The "Potter in Charge", Stacey McDonald, came to Rockford in 2006, and settled in Davis IL in 2008. She was a First Aid/CPR instructor for 20 years before coming to IL. It is her community teaching experience and her love of clay that have combined to make her a successful pottery instructor in the Rockford area.  She is grateful to Scott McDonald for sharing his business acumen and giving her the time and space to develop her clay hobby into a passion and subsequently into a business.


She discovered Womanspace in Rockford IL shortly after arriving in the area. Stacey became a regular nuisance around the ceramic studio until Elaine Hirshenberger let her recycle clay and teach beginner pottery classes. That relationship continues today albeit with more teaching and less clay recycling.  Womanspace has been the primary inspiration for Stacey to open her own teaching studio.

In 2012, Stacey took a class from Nishi on making Japanese style teapots and bought her first wheel so she could repeatedly fail in private.  

Nishi" NishitatenoHironobu "Nishi" NishitaHironobu "Nishi" NishitatenoHironobu "Nish" Niishitatenoteno

 

In 2015 and 2016, she took Ceramics I and II from Lynn Fischer at Rock Valley College. She has been a continuing education pottery instructor at RVC since 2016.

Stacey also teaches the Lifelong Learning pottery class at Highland Community College in Freeport IL. 

She is always learning, attending workshops, reading and watching online videos to improve her craft. While primarily a functional potter, she also has competency in sculptural and tile work with clay. Her focus is on teaching, but she does do small runs of studio pottery for sale and occasionally does a craft sale when the opportunity arises.

Stacey could not do what she does without her partner, Tony Gray, doing what he does. Tony has many titles, "Carrier of Heavy Things", "Potter Care and Feeding", "Pottery Wrangler", "Salesman", and"Navigator Gray". He's the hippie dude you will see but likely will not hear around the studio, he quietly makes the potter's life better in every way.

Stacey not only has a strong set of teaching skills,  she also has an evolving philosophy about clay and the role it plays in our modern lives.
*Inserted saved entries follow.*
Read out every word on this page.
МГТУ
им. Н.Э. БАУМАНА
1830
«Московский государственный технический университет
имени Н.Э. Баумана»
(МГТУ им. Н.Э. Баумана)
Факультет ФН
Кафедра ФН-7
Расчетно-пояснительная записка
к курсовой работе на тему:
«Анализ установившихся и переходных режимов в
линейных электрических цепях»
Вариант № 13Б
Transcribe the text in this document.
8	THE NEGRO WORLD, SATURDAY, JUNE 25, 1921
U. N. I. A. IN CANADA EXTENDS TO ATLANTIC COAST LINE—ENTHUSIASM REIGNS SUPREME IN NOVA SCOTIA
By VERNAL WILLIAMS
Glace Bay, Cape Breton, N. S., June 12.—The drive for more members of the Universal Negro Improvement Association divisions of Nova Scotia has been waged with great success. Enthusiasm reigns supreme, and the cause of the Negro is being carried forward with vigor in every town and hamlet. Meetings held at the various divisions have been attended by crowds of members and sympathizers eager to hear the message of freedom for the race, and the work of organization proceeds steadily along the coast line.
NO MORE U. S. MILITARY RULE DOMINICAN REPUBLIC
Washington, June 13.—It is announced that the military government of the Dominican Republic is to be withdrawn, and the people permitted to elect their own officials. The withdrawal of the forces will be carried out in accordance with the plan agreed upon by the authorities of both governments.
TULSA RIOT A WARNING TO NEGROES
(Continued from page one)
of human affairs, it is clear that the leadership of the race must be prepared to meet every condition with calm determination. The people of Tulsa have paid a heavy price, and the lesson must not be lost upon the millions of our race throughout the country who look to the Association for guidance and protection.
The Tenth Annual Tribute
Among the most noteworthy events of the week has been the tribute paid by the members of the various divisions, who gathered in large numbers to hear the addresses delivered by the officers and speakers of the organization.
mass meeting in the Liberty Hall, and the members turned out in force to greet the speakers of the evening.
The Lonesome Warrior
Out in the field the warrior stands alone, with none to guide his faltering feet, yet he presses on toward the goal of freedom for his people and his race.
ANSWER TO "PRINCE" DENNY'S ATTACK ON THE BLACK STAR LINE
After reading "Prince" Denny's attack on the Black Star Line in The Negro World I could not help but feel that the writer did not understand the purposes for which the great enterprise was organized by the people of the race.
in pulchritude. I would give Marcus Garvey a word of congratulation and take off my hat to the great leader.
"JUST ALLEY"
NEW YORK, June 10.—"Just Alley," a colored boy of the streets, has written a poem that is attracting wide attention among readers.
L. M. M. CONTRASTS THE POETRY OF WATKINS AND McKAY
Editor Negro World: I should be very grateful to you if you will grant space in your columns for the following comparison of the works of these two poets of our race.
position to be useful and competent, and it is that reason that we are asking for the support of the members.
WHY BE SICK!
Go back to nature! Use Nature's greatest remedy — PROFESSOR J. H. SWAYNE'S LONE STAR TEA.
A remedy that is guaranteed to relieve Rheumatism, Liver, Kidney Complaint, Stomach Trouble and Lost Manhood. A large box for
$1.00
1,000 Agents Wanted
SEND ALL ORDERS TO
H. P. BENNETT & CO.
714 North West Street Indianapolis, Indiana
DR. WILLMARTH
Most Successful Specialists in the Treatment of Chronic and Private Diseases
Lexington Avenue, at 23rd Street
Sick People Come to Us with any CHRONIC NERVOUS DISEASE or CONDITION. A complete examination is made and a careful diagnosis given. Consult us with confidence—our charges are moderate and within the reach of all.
She grapples with our material culture that clearly doesn't need more "things". What she teaches and what is made in the studio has to be about more than the end product. On that topic she has this to say:

"Working with clay is a hands-on skill in a world that, for many of us, is increasingly digital. It offers such diversity of expression that an artist, hobbyist or craftsperson can continue developing ideas indefinitely. The satisfaction from mastering a skill, of producing work that is both beautiful and well made, is the value of pottery today. It is fun, social, challenging, and a wonderful way to relax.

I have noticed that clay doesn't put up with a lot of small talk. Clay brings us together to share what is real within ourselves and our lives. The clay studio becomes a home of sorts for many of us, a unique social place where you cannot be anything but who you are with clay on your hands (and face). 

The Stacey Pottery Studio is a place of acceptance,  inclusiveness and kindness. We encourage everyone to walk through the door with an open mind and to embrace both what is the same and what is different in everyone present. The culture of the studio will be created and evolve to include anyone in the community who wants to participate.

In this small way, I hope to share a vision of how the world at large could be if we all worked together to be the best humankind can be."